Another storm system is set to impact the Ohio Valley on Tuesday afternoon through early Wednesday. The surface low with this storm system will most likely pass just to our south and east, putting a portion of the region at risk for another round of wintry weather. As of now, it appears the best chances for a bout of sleet, freezing rain, and snow will stretch from Hartford, to Louisville, to Eminence KY and northward. Along this fairly narrow corridor, data suggests that freezing rain and sleet could be quite prolific, with significant ice accumulations possible Tuesday evening. Although we are within 30-36 hours of the event onset, there is still much model uncertainty in the eventual track of this storm. Subtle shifts in this storm track could yield changes to which type of precipitation falls where. A southward track would bring more of the wintry mix and snow into Kentucky, and a northward shift would make the event mostly rain for everyone. Stay up to date of the latest forecasts. Scroll down to see information on how this storm will develop.

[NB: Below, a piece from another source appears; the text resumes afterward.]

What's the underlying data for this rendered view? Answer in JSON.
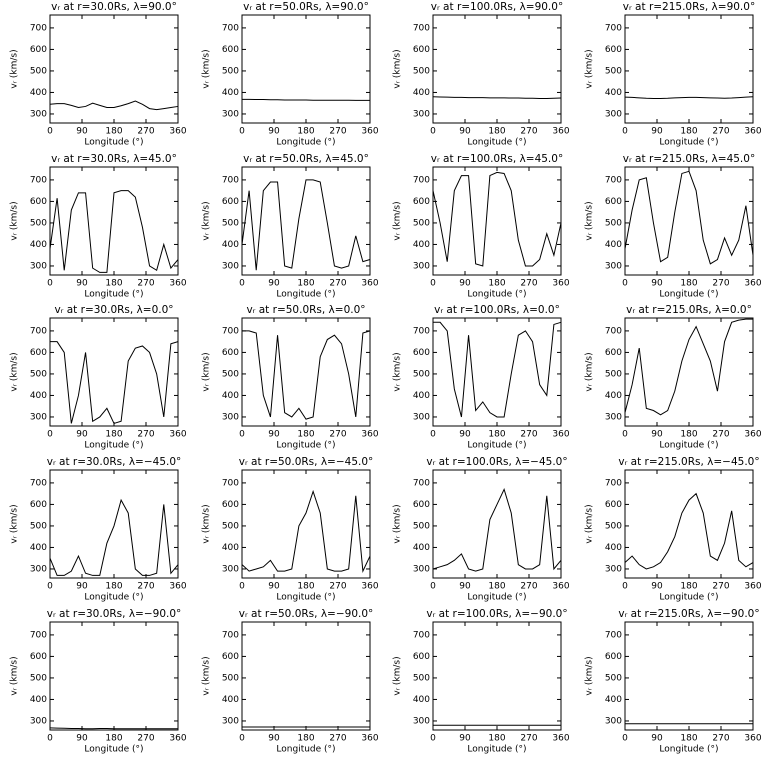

To get an idea of how Tuesday's storm system is going to develop, consider the water vapor image above. As of early Monday morning, a sharp upper level impulse (circled bold black) was positioned just off the southern coast of California. This impulse is expected to swing into northern Mexico today and across the southern Plains tonight. As it begins to near our region on early Tuesday, an associated surface low will develop over the lower Mississippi River Valley and move toward the central Appalachian spine. This system will be able to draw upon ample amounts of Gulf of Mexico moisture as it develops, meanwhile the surface low passing to our south will try to pull colder air at the surface into the Ohio Valley. Imagine this colder air sliding underneath a layer of warmer air aloft and that sets the stage for why freezing rain and sleet will be a possibility.
The image above is a depiction of the expected amount of rainfall through Wednesday. Rainfall amounts up to 1.5"-1.75" inches could cause some minor hydro problems, especially where grounds is frozen or snow covered.